Bouncing between pre-Depression anarchist bombings and Kennedy-era dictation, the movie (generically scripted by Milk's Dustin Lance Black) is a weird opportunity for Leonardo DiCaprio to parade around in some largely unbelievable prosthetics and put an uptight snap in his voice. Never do you fully get a sense of the reverence Hoover inspired, nor the rage; distracting turns by Gossip Girl's Ed Westwick and a pained-looking Naomi Watts as devoted secretary Helen Gandy only emphasize the awkwardness of the enterprise.

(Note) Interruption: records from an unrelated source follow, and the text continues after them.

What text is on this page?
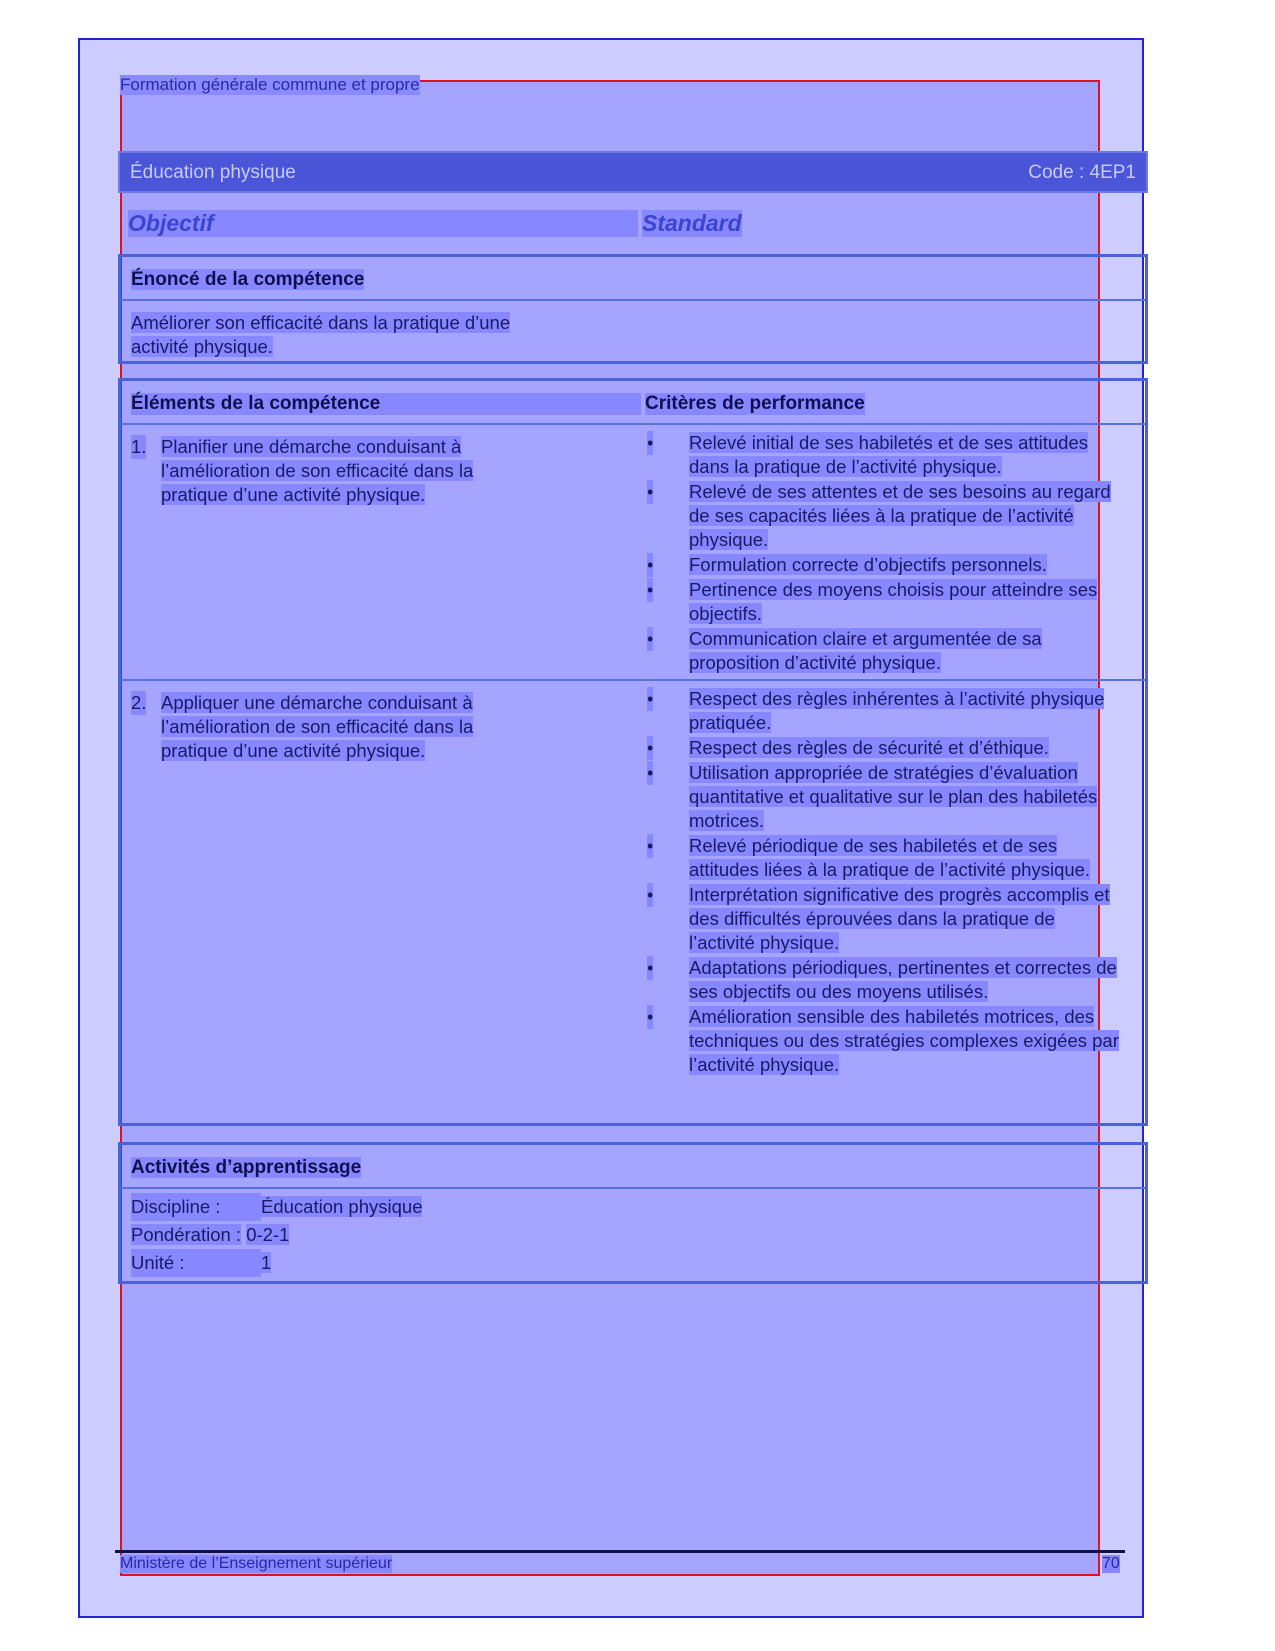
Formation générale commune et propre
Éducation physique	Code : 4EP1
Objectif	Standard
Énoncé de la compétence
Améliorer son efficacité dans la pratique d’une activité physique.
Éléments de la compétence	Critères de performance
1. Planifier une démarche conduisant à l’amélioration de son efficacité dans la pratique d’une activité physique.
• Relevé initial de ses habiletés et de ses attitudes dans la pratique de l’activité physique.
• Relevé de ses attentes et de ses besoins au regard de ses capacités liées à la pratique de l’activité physique.
• Formulation correcte d’objectifs personnels.
• Pertinence des moyens choisis pour atteindre ses objectifs.
• Communication claire et argumentée de sa proposition d’activité physique.
2. Appliquer une démarche conduisant à l’amélioration de son efficacité dans la pratique d’une activité physique.
• Respect des règles inhérentes à l’activité physique pratiquée.
• Respect des règles de sécurité et d’éthique.
• Utilisation appropriée de stratégies d’évaluation quantitative et qualitative sur le plan des habiletés motrices.
• Relevé périodique de ses habiletés et de ses attitudes liées à la pratique de l’activité physique.
• Interprétation significative des progrès accomplis et des difficultés éprouvées dans la pratique de l’activité physique.
• Adaptations périodiques, pertinentes et correctes de ses objectifs ou des moyens utilisés.
• Amélioration sensible des habiletés motrices, des techniques ou des stratégies complexes exigées par l’activité physique.
Activités d’apprentissage
Discipline : Éducation physique
Pondération : 0-2-1
Unité :	1
Ministère de l’Enseignement supérieur	70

Is it all director Clint Eastwood's fault? He's played a lot of brutalizers in his day, but the former Dirty Harry is certainly capable of political critique (the remarkable Flags of Our Fathers). His detachment from the fury Hoover inspired is a missed opportunity for insight and humor. Meanwhile, this most traditional of filmmakers has taken it upon himself to attempt his own po-faced Brokeback Mountain, with Hoover's closeted sex life here presented as nonjudgmentally as possible. (The Social Network's Armie Hammer, as Hoover's right-hand man and secret lover Clyde Tolson, steals the movie with his smooth, velvety voice and some barely contained jealousy.) The tender scenes between the two men are surpassingly strange, given the historical whitewashing: They're like watching Darth Vader peel an egg in the breakfast nook for dear, dotty Emperor Palpatine.